In my opinion, if you can summarize a war using the name of one Country then you can not compare it to any war that starts with the name World.
 

Thomas Bowman

First Post
Maybe now we can get back to discussing this Fantasy Europe. the nations in this one are similar to the historical ones in the 1500s, the biggest difference is the Middle East. Egypt is still ruled by pharaohs, they are non-Arabic and speak Coptic, the Egyptian gods are still around with their animal heads walking the Earth. the Greek Gods also have a large following in Egypt and they are centered in Alexandria, also the library of Alexandria still stands.
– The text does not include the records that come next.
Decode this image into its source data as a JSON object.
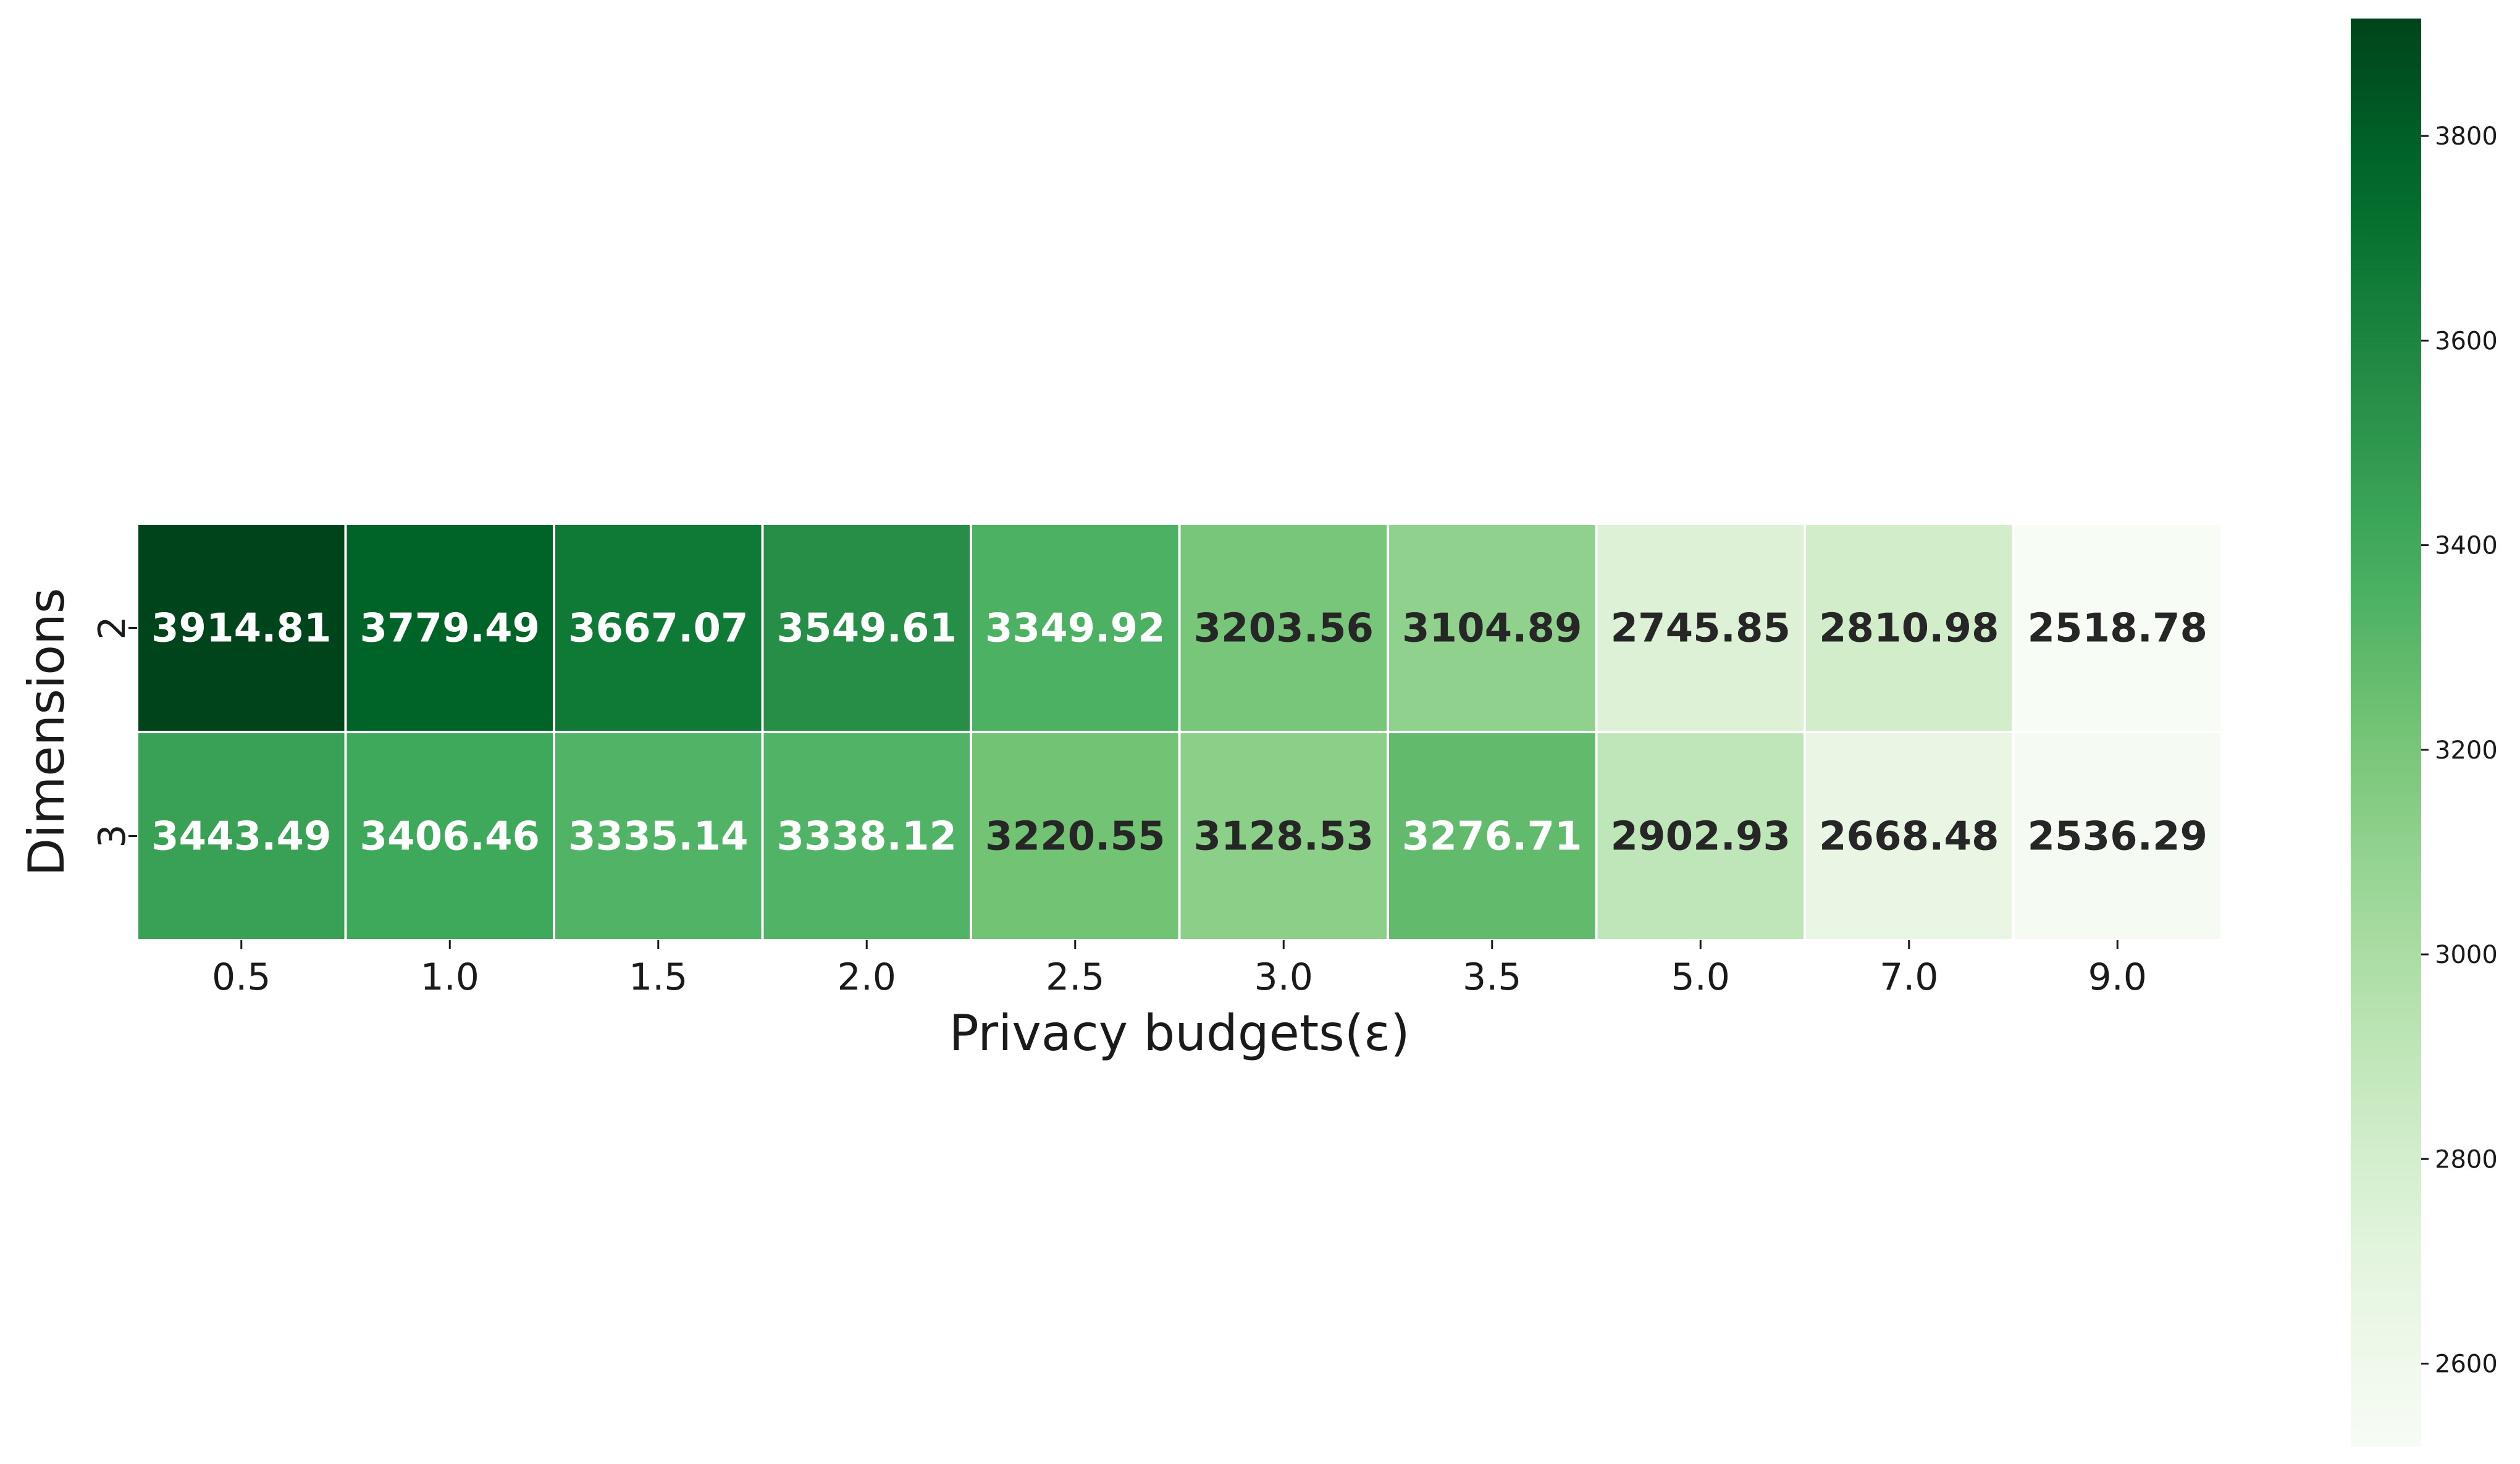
{
  "chart_data": {
    "type": "heatmap",
    "xlabel": "Privacy budgets(ε)",
    "ylabel": "Dimensions",
    "x_categories": [
      "0.5",
      "1.0",
      "1.5",
      "2.0",
      "2.5",
      "3.0",
      "3.5",
      "5.0",
      "7.0",
      "9.0"
    ],
    "y_categories": [
      "2",
      "3"
    ],
    "values": [
      [
        3914.81,
        3779.49,
        3667.07,
        3549.61,
        3349.92,
        3203.56,
        3104.89,
        2745.85,
        2810.98,
        2518.78
      ],
      [
        3443.49,
        3406.46,
        3335.14,
        3338.12,
        3220.55,
        3128.53,
        3276.71,
        2902.93,
        2668.48,
        2536.29
      ]
    ],
    "value_format": "2 decimals",
    "colormap": "Greens",
    "colorbar": {
      "ticks": [
        2600,
        2800,
        3000,
        3200,
        3400,
        3600,
        3800
      ],
      "range": [
        2518.78,
        3914.81
      ]
    },
    "grid": false
  }
}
The Sphinx still has a nose, and their are living sphinxes as well, killing those unwary travelers that cannot solve their riddles.
 

Derren

Hero
Maybe now we can get back to discussing this Fantasy Europe. the nations in this one are similar to the historical ones in the 1500s, the biggest difference is the Middle East. Egypt is still ruled by pharaohs, they are non-Arabic and speak Coptic, the Egyptian gods are still around with their animal heads walking the Earth. the Greek Gods also have a large following in Egypt and they are centered in Alexandria, also the library of Alexandria still stands. The Sphinx still has a nose, and their are living sphinxes as well, killing those unwary travelers that cannot solve their riddles.

So another deviation then. The Egyptan faith died long before the arabic conquest. Egyptans were more or less Romans.
Same question which I asked in the Lux Thread. When you intend to have all nations to be how they were in the classical era, why not use a setting set during that time when it fits instead of transporting it into the future only to ignore everything that happened?